Mateo tilts his head and gazes at me soberly. “When our duties call for it, we do what must be done.”
“That’s some cryptic bullshit,” I argue. “You’re criminals. Don’t act like you’re some holier-than-thou guardians of the city.”
“We do what must be done,” he repeats.
“She’s right, you know,” Dante interjects. “This city is our cash cow, not our fucking ward or whatever. We don’t do this shit for our health.”
“We keep the peace,” Vito says in a quiet, steely voice.
“Wedid,” replies Dante without missing a beat. “And look where that got us.”
“Shut up,” Mateo snarls. “This is neither the time nor the place.”
“What is the time and place then,fratello?Eh? How long are we supposed to play mind games with this fucking Russian whore? Eh?!”
He pounds the table with a fist. I jump at the sudden noise. There’s a tinny little voice in my head that wants to be offended at what he called me. A fucking Russian whore? He’s not exactly mincing his words here. It’s clear that, out of all the brothers, Dante is the most violent one and the one least inclined to keep me alive and breathing. For whatever reason—whatever is the cause of the pain that lives behind his eyes like a wild beast—he sees me as the cause. He also sees my death as the solution.
Vito stands up, his chair screeching out behind him. “You are out of line,” he says to Dante. When Dante starts to respond, Vito jabs his fork through the air. “No. No more. Not in front of the girl.”
“Let him talk!” I blurt.
I want to hear what Dante really thinks. He might hate me and want me dead, but he’s the only one who is willing to speak the truth around here. Vito and Mateo think that they can just crack my mind wide open and rewire me, and Leo doesn’t seem to give a damn one way or the other. Yeah, Dante wants to kill me. He’s honest about it though. For some reason, that honesty seems terribly important to me.
Vito settles back into his chair. He looks so impossibly weary all of the sudden. He can’t be more than thirty-five at the most, and yet the exhaustion in his eyes is decades greater than that. I can see how tired he is in the slope of his shoulders, the grimace he wears at all times. Part of me wants to comfort him, inexplicably. To lay his head in my lap and tell him to sleep, that everything will be okay.
Then I remember who and what he is, and that feeling disappears at once.
“Fine,” he grits out. “The floor is yours. I don’t give a fuck anymore.”
Dante offers Vito a mocking half-bow. Then he turns to fix me with his cold, hard stare. “Our family has had a hand in just about every crime that’s been perpetrated in this city for the last hundred-plus years. Either we did it or we gave permission to someone else to do it. If some granny got mugged on a street corner, the mugger only did it with our okay, or else he got what was coming to him. We ran shit, we took our cut, we hid the bodies when they needed hiding. And it made us richer than God. That’s our story, little Russian. Nothing more to it than that. No matter what my esteemed brothers like to think.”
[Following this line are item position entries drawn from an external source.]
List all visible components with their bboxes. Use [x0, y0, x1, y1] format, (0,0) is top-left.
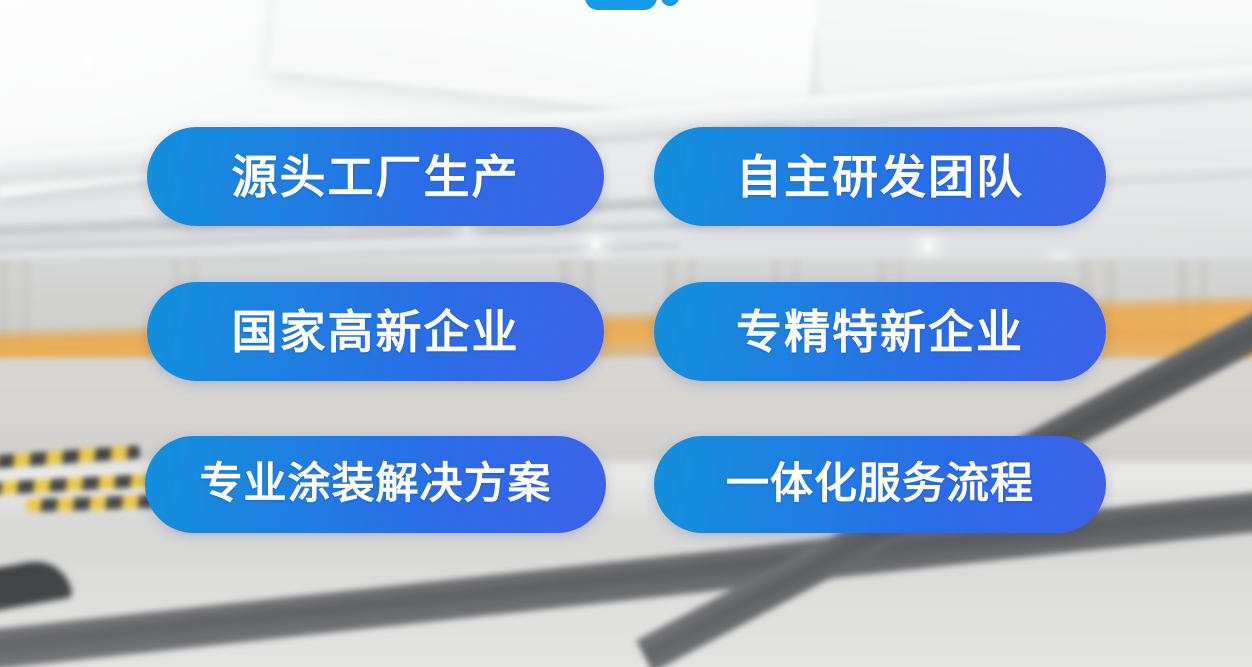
- feature-pill-label: 一体化服务流程: [726, 463, 1034, 506]
- banner-stage: 源头工厂生产 自主研发团队 国家高新企业 专精特新企业 专业涂装解决方案 一体化…: [0, 0, 1252, 667]
- feature-pill-row2-right[interactable]: 专精特新企业: [654, 282, 1106, 381]
- feature-pill-label: 专业涂装解决方案: [200, 463, 552, 506]
- feature-pill-label: 国家高新企业: [232, 309, 520, 355]
- feature-pill-row1-left[interactable]: 源头工厂生产: [147, 127, 604, 226]
- feature-pill-label: 自主研发团队: [736, 154, 1024, 200]
- feature-pill-row3-right[interactable]: 一体化服务流程: [654, 436, 1106, 533]
- feature-pill-grid: 源头工厂生产 自主研发团队 国家高新企业 专精特新企业 专业涂装解决方案 一体化…: [0, 0, 1252, 667]
- feature-pill-row2-left[interactable]: 国家高新企业: [147, 282, 604, 381]
- feature-pill-row3-left[interactable]: 专业涂装解决方案: [145, 436, 606, 533]
- feature-pill-label: 专精特新企业: [736, 309, 1024, 355]
- feature-pill-row1-right[interactable]: 自主研发团队: [654, 127, 1106, 226]
- feature-pill-label: 源头工厂生产: [232, 154, 520, 200]
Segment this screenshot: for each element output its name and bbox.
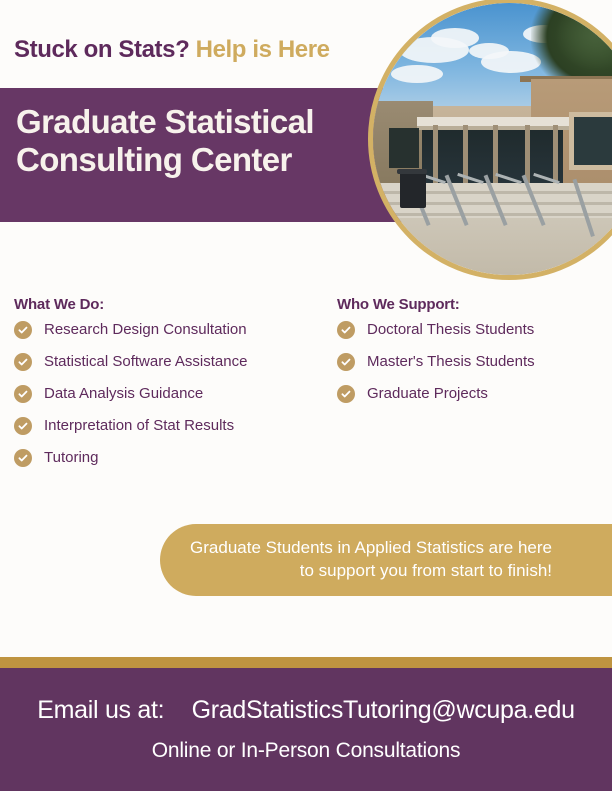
list-item: Doctoral Thesis Students: [337, 321, 599, 339]
list-item-label: Tutoring: [44, 450, 98, 467]
footer-gold-divider: [0, 657, 612, 668]
awning-post: [433, 125, 438, 185]
footer-email-line: Email us at: GradStatisticsTutoring@wcup…: [37, 696, 574, 725]
what-we-do-column: What We Do: Research Design Consultation…: [14, 296, 324, 481]
list-item: Master's Thesis Students: [337, 353, 599, 371]
check-circle-icon: [337, 321, 355, 339]
eyebrow-headline: Stuck on Stats? Help is Here: [14, 36, 330, 64]
pine-tree-secondary: [555, 3, 612, 71]
footer-modes: Online or In-Person Consultations: [152, 739, 461, 763]
list-item-label: Doctoral Thesis Students: [367, 322, 534, 339]
check-circle-icon: [14, 417, 32, 435]
check-circle-icon: [337, 353, 355, 371]
list-item-label: Data Analysis Guidance: [44, 386, 203, 403]
check-circle-icon: [14, 449, 32, 467]
building-window: [389, 128, 419, 168]
eyebrow-primary-text: Stuck on Stats?: [14, 36, 189, 63]
check-circle-icon: [14, 321, 32, 339]
list-item: Interpretation of Stat Results: [14, 417, 324, 435]
list-item: Statistical Software Assistance: [14, 353, 324, 371]
footer-email-address[interactable]: GradStatisticsTutoring@wcupa.edu: [192, 696, 575, 724]
list-item: Tutoring: [14, 449, 324, 467]
who-we-support-heading: Who We Support:: [337, 296, 599, 313]
page-title: Graduate Statistical Consulting Center: [16, 103, 386, 179]
list-item: Data Analysis Guidance: [14, 385, 324, 403]
callout-banner: Graduate Students in Applied Statistics …: [160, 524, 612, 596]
cloud-icon: [431, 28, 479, 48]
list-item: Research Design Consultation: [14, 321, 324, 339]
check-circle-icon: [14, 385, 32, 403]
trash-can-lid: [397, 169, 427, 174]
check-circle-icon: [337, 385, 355, 403]
who-we-support-column: Who We Support: Doctoral Thesis Students…: [337, 296, 599, 417]
eyebrow-secondary-text: Help is Here: [196, 36, 330, 63]
photo-inner: [373, 3, 612, 275]
flyer-poster: Stuck on Stats? Help is Here Graduate St…: [0, 0, 612, 791]
list-item-label: Research Design Consultation: [44, 322, 247, 339]
list-item-label: Graduate Projects: [367, 386, 488, 403]
list-item-label: Statistical Software Assistance: [44, 354, 247, 371]
list-item: Graduate Projects: [337, 385, 599, 403]
plaza-pavement: [373, 218, 612, 275]
footer-contact: Email us at: GradStatisticsTutoring@wcup…: [0, 668, 612, 791]
campus-building-photo: [368, 0, 612, 280]
list-item-label: Interpretation of Stat Results: [44, 418, 234, 435]
cloud-icon: [469, 43, 509, 59]
what-we-do-list: Research Design Consultation Statistical…: [14, 321, 324, 467]
list-item-label: Master's Thesis Students: [367, 354, 535, 371]
building-window: [569, 112, 612, 170]
cloud-icon: [391, 65, 443, 83]
what-we-do-heading: What We Do:: [14, 296, 324, 313]
footer-email-label: Email us at:: [37, 696, 164, 724]
who-we-support-list: Doctoral Thesis Students Master's Thesis…: [337, 321, 599, 403]
callout-text: Graduate Students in Applied Statistics …: [160, 537, 612, 583]
trash-can: [400, 172, 426, 208]
awning-post: [553, 125, 558, 185]
check-circle-icon: [14, 353, 32, 371]
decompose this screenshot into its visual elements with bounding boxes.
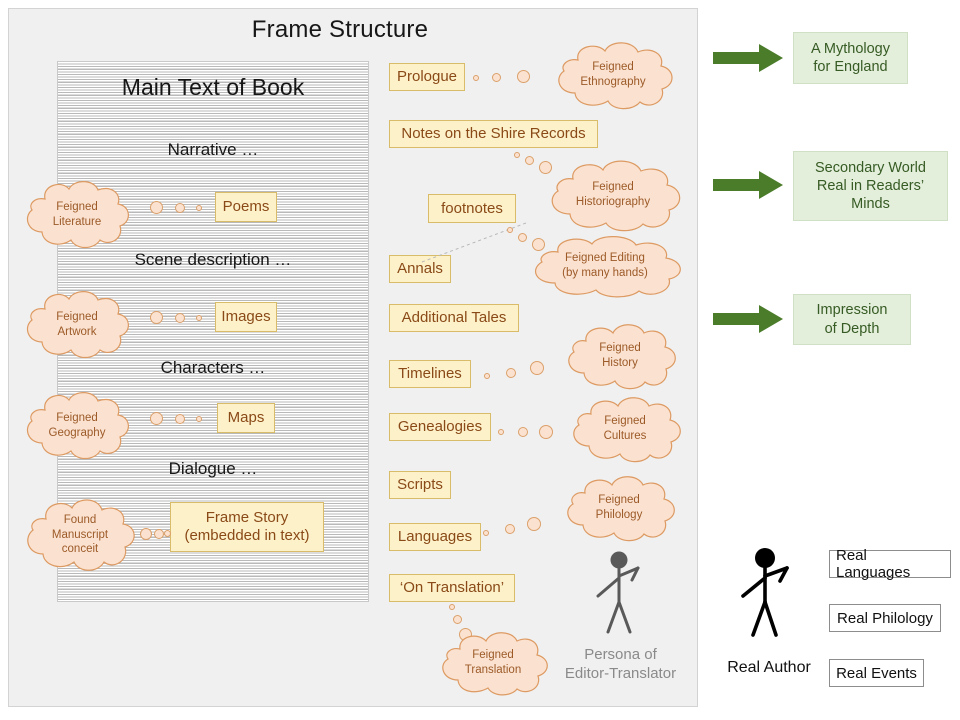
paratext-box-prologue[interactable]: Prologue: [389, 63, 465, 91]
inner-box-images[interactable]: Images: [215, 302, 277, 332]
bubble-dot: [175, 414, 185, 424]
arrow-to-secondary-world: [713, 171, 783, 199]
cloud-feigned-editing: Feigned Editing (by many hands): [522, 233, 688, 299]
main-text-line-narrative: Narrative …: [57, 140, 369, 160]
bubble-dot: [164, 530, 171, 537]
outcome-box-mythology[interactable]: A Mythology for England: [793, 32, 908, 84]
real-box-events[interactable]: Real Events: [829, 659, 924, 687]
outcome-line-2: of Depth: [825, 320, 880, 338]
thought-cloud-icon: [18, 287, 136, 362]
paratext-box-scripts[interactable]: Scripts: [389, 471, 451, 499]
bubble-dot: [518, 427, 528, 437]
thought-cloud-icon: [18, 388, 136, 463]
thought-cloud-icon: [432, 629, 554, 697]
outcome-line-2: Real in Readers’: [817, 177, 924, 195]
diagram-canvas: Frame Structure Main Text of Book Narrat…: [0, 0, 960, 720]
real-author-label: Real Author: [705, 659, 833, 677]
bubble-dot: [453, 615, 462, 624]
bubble-dot: [196, 205, 202, 211]
bubble-dot: [175, 313, 185, 323]
bubble-dot: [492, 73, 501, 82]
paratext-box-genealogies[interactable]: Genealogies: [389, 413, 491, 441]
stick-figure-icon: [730, 546, 810, 642]
cloud-feigned-translation: Feigned Translation: [432, 629, 554, 697]
cloud-feigned-history: Feigned History: [558, 321, 682, 391]
main-text-heading: Main Text of Book: [57, 74, 369, 101]
green-right-arrow-icon: [713, 44, 783, 72]
arrow-to-mythology: [713, 44, 783, 72]
thought-cloud-icon: [540, 157, 686, 233]
bubble-dot: [150, 412, 163, 425]
bubble-dot: [530, 361, 544, 375]
stick-figure-icon: [586, 550, 658, 638]
cloud-feigned-historiography: Feigned Historiography: [540, 157, 686, 233]
green-right-arrow-icon: [713, 171, 783, 199]
inner-box-maps[interactable]: Maps: [217, 403, 275, 433]
outcome-line-3: Minds: [851, 195, 890, 213]
cloud-found-manuscript-conceit: Found Manuscript conceit: [18, 495, 142, 575]
outcome-box-secondary-world[interactable]: Secondary World Real in Readers’ Minds: [793, 151, 948, 221]
cloud-feigned-geography: Feigned Geography: [18, 388, 136, 463]
bubble-dot: [507, 227, 513, 233]
bubble-dot: [196, 416, 202, 422]
outcome-box-impression-of-depth[interactable]: Impression of Depth: [793, 294, 911, 345]
persona-line-2: Editor-Translator: [548, 665, 693, 684]
inner-box-poems[interactable]: Poems: [215, 192, 277, 222]
main-text-line-scene: Scene description …: [57, 250, 369, 270]
frame-story-line-1: Frame Story: [206, 509, 289, 527]
bubble-dot: [140, 528, 152, 540]
bubble-dot: [154, 529, 164, 539]
bubble-dot: [498, 429, 504, 435]
bubble-dot: [196, 315, 202, 321]
bubble-dot: [514, 152, 520, 158]
footnotes-annals-connector: [420, 220, 534, 264]
real-author-stick-figure: [730, 546, 810, 642]
real-box-philology[interactable]: Real Philology: [829, 604, 941, 632]
bubble-dot: [449, 604, 455, 610]
bubble-dot: [505, 524, 515, 534]
outcome-line-1: Secondary World: [815, 159, 926, 177]
outcome-line-1: A Mythology: [811, 40, 890, 58]
cloud-feigned-artwork: Feigned Artwork: [18, 287, 136, 362]
paratext-box-footnotes[interactable]: footnotes: [428, 194, 516, 223]
inner-box-frame-story[interactable]: Frame Story (embedded in text): [170, 502, 324, 552]
thought-cloud-icon: [563, 394, 687, 464]
thought-cloud-icon: [558, 321, 682, 391]
bubble-dot: [527, 517, 541, 531]
paratext-box-notes-shire-records[interactable]: Notes on the Shire Records: [389, 120, 598, 148]
bubble-dot: [150, 311, 163, 324]
bubble-dot: [484, 373, 490, 379]
cloud-feigned-cultures: Feigned Cultures: [563, 394, 687, 464]
persona-stick-figure: [586, 550, 658, 638]
paratext-box-languages[interactable]: Languages: [389, 523, 481, 551]
paratext-box-timelines[interactable]: Timelines: [389, 360, 471, 388]
bubble-dot: [175, 203, 185, 213]
thought-cloud-icon: [548, 39, 678, 111]
bubble-dot: [483, 530, 489, 536]
thought-cloud-icon: [18, 495, 142, 575]
arrow-to-impression-of-depth: [713, 305, 783, 333]
page-title: Frame Structure: [180, 16, 500, 44]
outcome-line-2: for England: [813, 58, 887, 76]
thought-cloud-icon: [18, 177, 136, 252]
cloud-feigned-philology: Feigned Philology: [557, 473, 681, 543]
cloud-feigned-ethnography: Feigned Ethnography: [548, 39, 678, 111]
paratext-box-on-translation[interactable]: ‘On Translation’: [389, 574, 515, 602]
frame-story-line-2: (embedded in text): [184, 527, 309, 545]
thought-cloud-icon: [522, 233, 688, 299]
bubble-dot: [506, 368, 516, 378]
thought-cloud-icon: [557, 473, 681, 543]
bubble-dot: [525, 156, 534, 165]
outcome-line-1: Impression: [817, 301, 888, 319]
bubble-dot: [150, 201, 163, 214]
bubble-dot: [473, 75, 479, 81]
persona-line-1: Persona of: [548, 646, 693, 665]
green-right-arrow-icon: [713, 305, 783, 333]
paratext-box-additional-tales[interactable]: Additional Tales: [389, 304, 519, 332]
real-box-languages[interactable]: Real Languages: [829, 550, 951, 578]
bubble-dot: [517, 70, 530, 83]
bubble-dot: [539, 425, 553, 439]
persona-label: Persona of Editor-Translator: [548, 646, 693, 684]
cloud-feigned-literature: Feigned Literature: [18, 177, 136, 252]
“Okay,” I whisper. I don’t know what else to say, although “okay” is a pretty stupid answer by anyone’s standards. I mean, am I supposed to say they’re forgiven? That they’re bad men? Dante doesn’t seem to give a rat’s ass about absolution or condemnation, even if I was in a position to give him one or the other. He just seemsangry.Burning up with such an intense rage that—even now, in the midst of a peaceful, ostensibly classy dinner in his own family castle—it threatens to overwhelm him and anyone in his vicinity.